Why is Our Culture Getting Wasted on Sleaze?
(The following is dedicated to the glory of music and the greater glory of God, whose gift it is.)
I was once accused of “being negative” for downplaying goodies of pop culture. My defense, then and now, remains: how else to consider items of culture that drop beauty, truth, and reality from their foundation, giving even love a cheap spin? My once joking prediction that one day it might be a crime to “be negative,” punishable in a court of law, is evidently occurring in places like Canada.
It isn’t just old-timers at risk of prosecution for “cultural negativity,” for a link has never been found between age and aversion to cheapness.
Those repelled by sleaze in whatever package will always be among the living, facing slurs like “snob, elitist, aristocrat” – to mention a few polite ones. But love of quality, particularly as it attaches to truth, beauty, and its relation to reality, keeps the faithful unfazed by smear. They may be silent, but such hardy people live in every neighborhood: individuals who don’t fit in with the crowd and choose to stay off the beaten path, not because there is something wrong with them but because they see something wrong with where the crowd is heading, and will not follow.

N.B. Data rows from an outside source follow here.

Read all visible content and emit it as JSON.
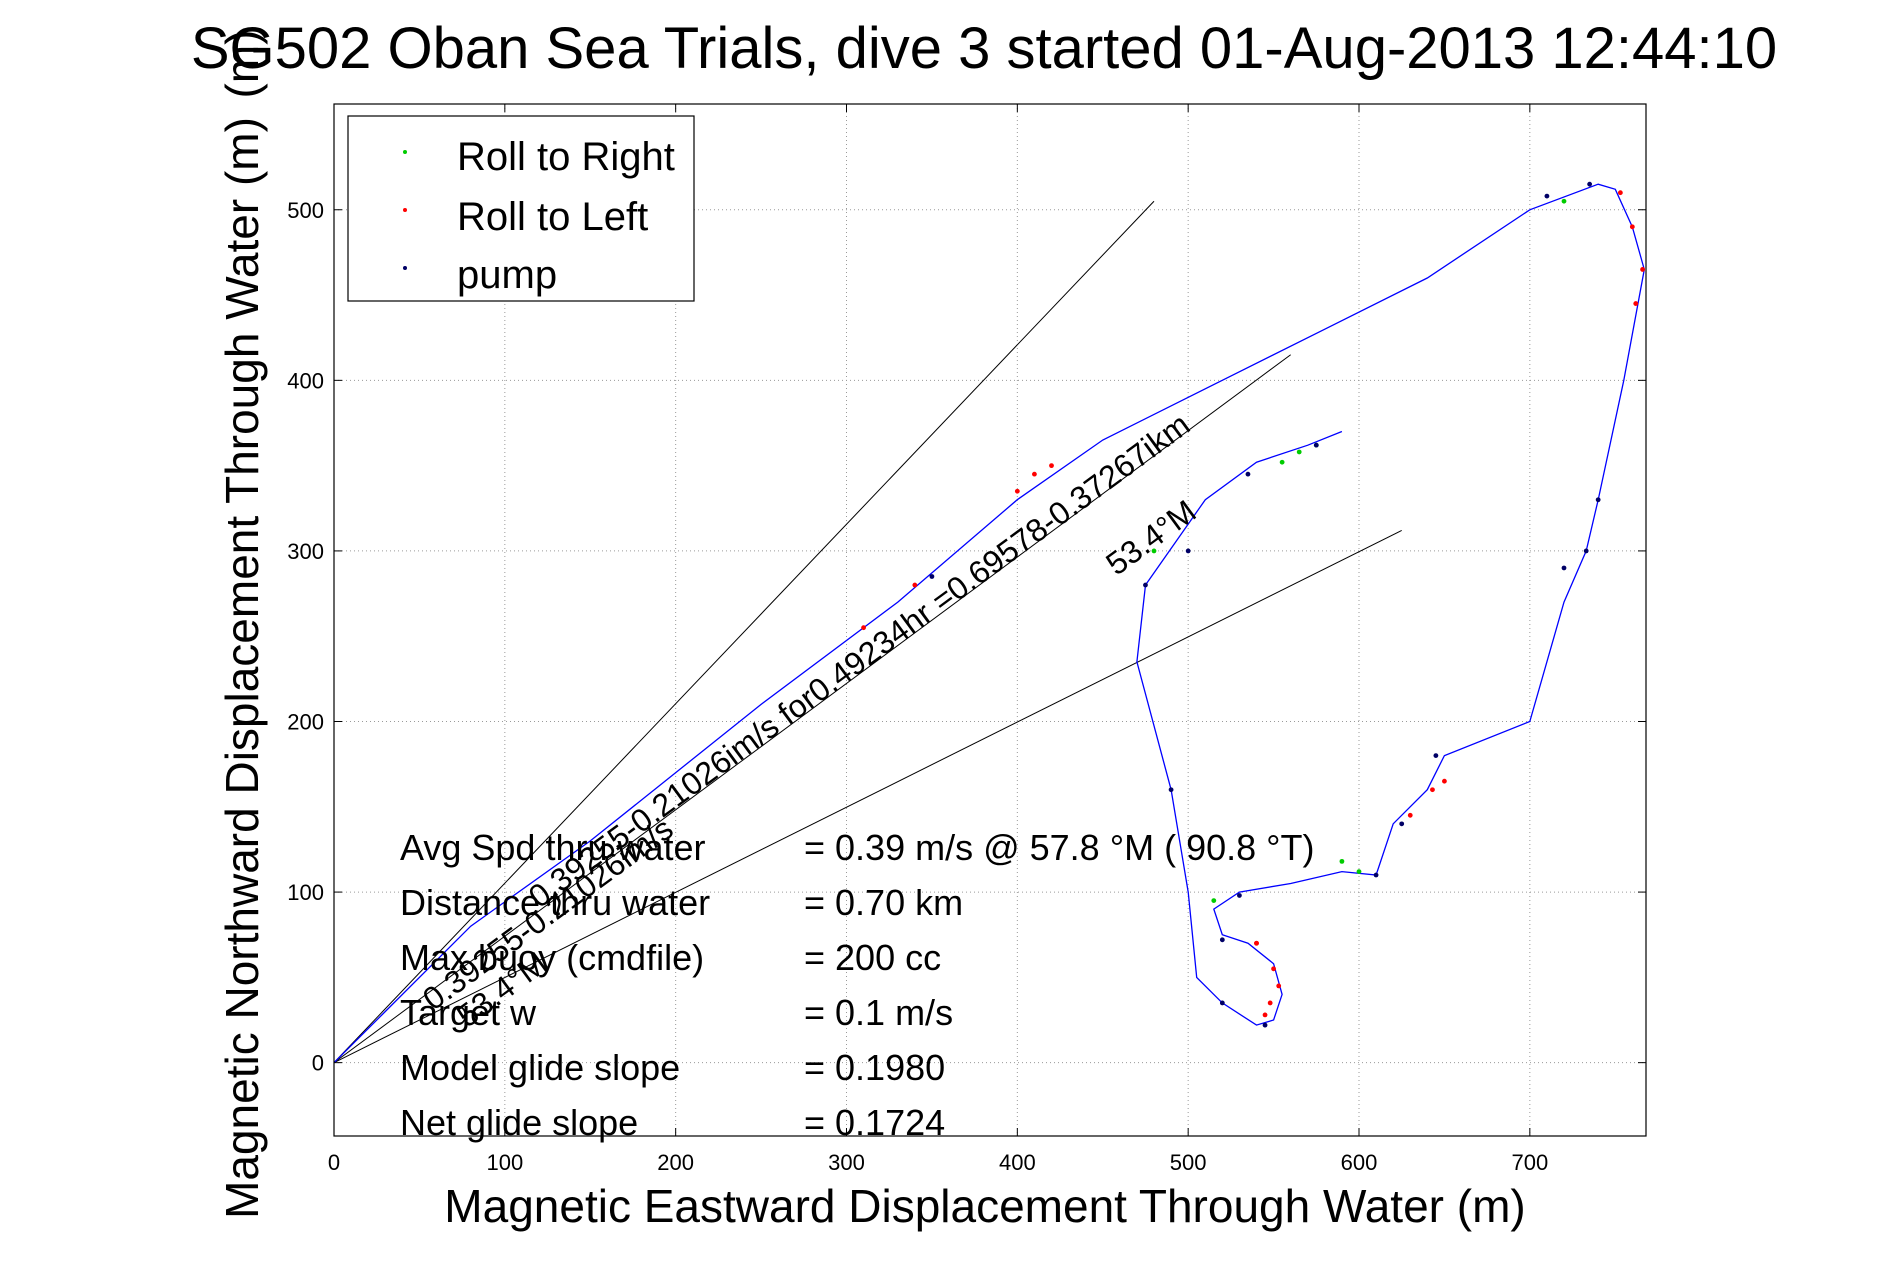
{
  "chart_data": {
    "type": "line",
    "title": "SG502 Oban Sea Trials, dive 3 started 01-Aug-2013 12:44:10",
    "title_overlap_glyph": "(m)",
    "xlabel": "Magnetic Eastward Displacement Through Water (m)",
    "ylabel": "Magnetic Northward Displacement Through Water (m)",
    "xlim": [
      0,
      768
    ],
    "ylim": [
      -43,
      562
    ],
    "xticks": [
      0,
      100,
      200,
      300,
      400,
      500,
      600,
      700
    ],
    "yticks": [
      0,
      100,
      200,
      300,
      400,
      500
    ],
    "grid": true,
    "legend": {
      "placement": "top-left",
      "entries": [
        {
          "label": "Roll to Right",
          "color": "#00cc00"
        },
        {
          "label": "Roll to Left",
          "color": "#ff0000"
        },
        {
          "label": "pump",
          "color": "#000066"
        }
      ]
    },
    "track": {
      "color": "#0000ff",
      "points": [
        [
          0,
          0
        ],
        [
          30,
          30
        ],
        [
          80,
          80
        ],
        [
          150,
          130
        ],
        [
          250,
          210
        ],
        [
          330,
          270
        ],
        [
          400,
          330
        ],
        [
          450,
          365
        ],
        [
          520,
          400
        ],
        [
          580,
          430
        ],
        [
          640,
          460
        ],
        [
          700,
          500
        ],
        [
          740,
          515
        ],
        [
          750,
          512
        ],
        [
          760,
          490
        ],
        [
          767,
          465
        ],
        [
          755,
          400
        ],
        [
          740,
          330
        ],
        [
          733,
          300
        ],
        [
          720,
          270
        ],
        [
          700,
          200
        ],
        [
          650,
          180
        ],
        [
          640,
          160
        ],
        [
          620,
          140
        ],
        [
          610,
          110
        ],
        [
          590,
          112
        ],
        [
          560,
          105
        ],
        [
          530,
          100
        ],
        [
          515,
          90
        ],
        [
          520,
          75
        ],
        [
          535,
          70
        ],
        [
          550,
          58
        ],
        [
          555,
          40
        ],
        [
          550,
          25
        ],
        [
          540,
          22
        ],
        [
          520,
          35
        ],
        [
          505,
          50
        ],
        [
          500,
          100
        ],
        [
          490,
          160
        ],
        [
          470,
          235
        ],
        [
          475,
          280
        ],
        [
          510,
          330
        ],
        [
          540,
          352
        ],
        [
          570,
          362
        ],
        [
          590,
          370
        ]
      ]
    },
    "right_roll_points": [
      [
        720,
        505
      ],
      [
        590,
        118
      ],
      [
        600,
        112
      ],
      [
        515,
        95
      ],
      [
        555,
        352
      ],
      [
        565,
        358
      ],
      [
        575,
        362
      ],
      [
        480,
        300
      ]
    ],
    "left_roll_points": [
      [
        753,
        510
      ],
      [
        760,
        490
      ],
      [
        766,
        465
      ],
      [
        762,
        445
      ],
      [
        650,
        165
      ],
      [
        643,
        160
      ],
      [
        630,
        145
      ],
      [
        550,
        55
      ],
      [
        553,
        45
      ],
      [
        548,
        35
      ],
      [
        545,
        28
      ],
      [
        540,
        70
      ],
      [
        420,
        350
      ],
      [
        410,
        345
      ],
      [
        400,
        335
      ],
      [
        340,
        280
      ],
      [
        310,
        255
      ],
      [
        540,
        70
      ]
    ],
    "pump_points": [
      [
        710,
        508
      ],
      [
        735,
        515
      ],
      [
        740,
        330
      ],
      [
        733,
        300
      ],
      [
        720,
        290
      ],
      [
        645,
        180
      ],
      [
        625,
        140
      ],
      [
        610,
        110
      ],
      [
        530,
        98
      ],
      [
        520,
        72
      ],
      [
        545,
        22
      ],
      [
        520,
        35
      ],
      [
        490,
        160
      ],
      [
        475,
        280
      ],
      [
        500,
        300
      ],
      [
        535,
        345
      ],
      [
        575,
        362
      ],
      [
        350,
        285
      ]
    ],
    "reference_lines": [
      {
        "from": [
          0,
          0
        ],
        "to": [
          480,
          505
        ]
      },
      {
        "from": [
          0,
          0
        ],
        "to": [
          625,
          312
        ]
      },
      {
        "from": [
          0,
          0
        ],
        "to": [
          560,
          415
        ]
      }
    ],
    "annotations": [
      {
        "text": "0.39255-0.21026im/s for0.49234hr =0.69578-0.37267ikm",
        "data": [
          120,
          90
        ],
        "angle": 36.3
      },
      {
        "text": "53.4°M",
        "data": [
          458,
          285
        ],
        "angle": 36.3
      },
      {
        "text": "0.39255-0.21026im/s",
        "data": [
          58,
          30
        ],
        "angle": 36.3
      },
      {
        "text": "53.4°M",
        "data": [
          78,
          20
        ],
        "angle": 36.3
      }
    ],
    "stats": [
      {
        "label": "Avg Spd thru water",
        "value": "=  0.39 m/s @  57.8 °M ( 90.8 °T)"
      },
      {
        "label": "Distance thru water",
        "value": "=  0.70 km"
      },
      {
        "label": "Max buoy (cmdfile)",
        "value": "= 200 cc"
      },
      {
        "label": "Target w",
        "value": "= 0.1 m/s"
      },
      {
        "label": "Model glide slope",
        "value": "= 0.1980"
      },
      {
        "label": "Net glide slope",
        "value": "= 0.1724"
      }
    ]
  }
}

So I continue to sound off, with no apology. Since I am a musician, I’ll draw my arguments from that relation. As I’ve said before, preference for types of music is strongly influenced by the music one hears in childhood. When youngsters become aware that there is “other stuff out there,” those curious enough to hear what is different from what they know are apt to explore the wider musical landscape open to them. With ears and mind alert, as in earliest childhood, receptive children often find music to add to their listening treasures.
They who, for whatever reason, fail to tune into what is different are apt to lock themselves out of the greater world of music and out of a wider base of recreation open to them. Although such parochialism in musical preference may bond family and group, it tends to limit one’s appreciation of music.
The fear of being unlike others keeps many stuck in a status quo that is, quite frankly, foolish. It is a problem, I might add, that dates back to ancient the times. It made Socrates (470–399 BC) point out that “the unexamined life is not worth living.”
To shake this attitude down to a bottom line, if music that is “different,” such as classical music, turns someone off after listening to it with a child’s alert ears and mind, then that reaction is more a reflection of attitude than of rejection.
Regarding the persistent old saw that “you can’t argue about taste,” it must here be repeated that that argument keeps crumbling with each change of taste experienced by most people in their lifetime. The notion that taste is exempt from change does not agree with the facts.
In a market geared to the fast-buck, driven by fad culture, there is precious little incentive to explore the vast body of music that continues to be popular, even after centuries, because of its power to thrill anyone, anytime, who has an ear for music and a mind for adventure.
Genuine love of music shows in the dedication of amateur and professional musicians to the performance of music that rises to an elevated standard of quality. That is a standard missed when the opportunity or desire to explore the vast domain of music is absent. This is the case with music frequently heard in supermarkets, waiting rooms, and places where “background music” is played – music so empty of substance as to make me think of near-brain-dead signals. I speak not only for oldtimers and musicians like me who have an ear for quality in music. Here are young musicians, wearing black tux tops, orange pants and sneakers, playing with passion an elaborate and difficult symphony. I think this makes clear what I’ve been saying about the depth and breadth of everyone’s musical heritage.
In addition to my citation for negativity is the criticism that perhaps I am overly concise and to the point. It’s a charge I accept and makes me offer the following conclusion in sound bites: The precious vessel of beauty, truth, and reality has been shattered by culture barbarians. God has been pulled out of his Creation. Life has shifted from legato, with memory between waves, to staccato with noise between bursts of movement. And the things of the senses, the mind, the heart, once whole, have been shredded and made ready for disposal into the dustbin of history.
Anthony J. DeBlasi has been a piano and organ accompanist and has played double bass in symphonic orchestras.